Olvido y memoria

Cuatro pintores murcianos (2)

29.08.2015 | 11:59
Cuatro pintores murcianos (2)

Los días de 1973 y de convivencia con los cuatro pintores veteranos murcianos fueron hermosos; ver sus bodegones y sus flores colgados en las blancas paredes, un resurgir del mundo clásico. Don Ángel Tomás, delgado y de movimientos ágiles, me hablaba mucho de Joaquín y me pedía precio por un retrato que yo guardaba. Tenía su estudio en la plaza de Camachos, pero yo le conocía desde niño por algo no relacionado con la pintura. En la huerta, don Ángel tenía un taller de artesanía de juguetes de cartón piedra; famosos sus toros y toreros. Allí, en 1957, mi padre rodó su película Cosas de toros, que fue premio extraordinario de aquel año en el concurso de cine amateur. Don Ángel dio todo tipo de facilidades. En la pintura le distinguía una pincelada con el ritmo que había visto en Cezànne, consiguiendo obras de muy buena factura; tanto en el paisaje como en el bodegón; sin olvidar algún retrato excelente.
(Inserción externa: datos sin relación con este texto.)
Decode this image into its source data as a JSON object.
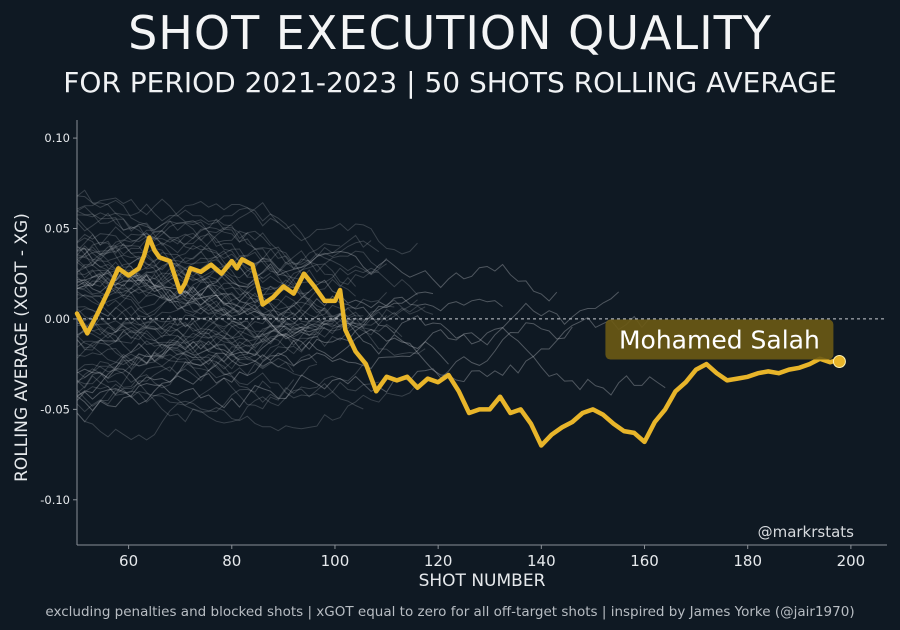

Don Gregorio Cebrián había nacido en Totana –me alegro que ahora en su pueblo haya una sala que lleva su nombre–; y había estado años en Madrid, en el estudio de Cecilio Pla; es natural, por tanto, que su visión de la pintura fuese amable y cercana al impresionismo tardío. Flores y composiciones, con telas de pliegues nunca fáciles, eran motivo de sus lienzos, siempre impecables de color y hasta de perfume. Lo que pintaban estos cuatro artistas murcianos era auténtico. Eran ellos mismos, vestidos con sus chaquetas, chalecos y corbatas. Cebrián se consideraba un pintor levantino; aunque había vivido en Andalucía, en Almería y, más tarde, de forma definitiva, en Madrid. Al escribir de ellos, deberíamos hacerlo de Joaquín, de Garay, de Pedro Flores, de Victorio Nicolás; ya lo supone el lector; porque todos tienen de todos; es una época de la pintura en Murcia de gran estabilidad de criterio; de parecidas influencias y experiencias. Si acaso los que marcharon a París, escapan un poco de la murcianía que ellos heredaron del costumbrismo pasado.

Nadie olvida que la irrupción de la pintura de Almela en Murcia significó, en un tiempo no lejano, la aparición de la luz, de un sentido nuevo de la pintura. Almela corrió las salas de exposiciones nacionales vendiendo pequeños apuntes luminosos, diáfanos, que hacen la delicia de sus poseedores. Don José Almela Costa es el rigor, la seriedad artística. No olvido que fue mi profesor de dibujo en el Alfonso X El Sabio. Añoranza de estos cuatro ilustres murcianos del arte. Cuando todo hoy es un desbarajuste, divertido, pero desbarajuste.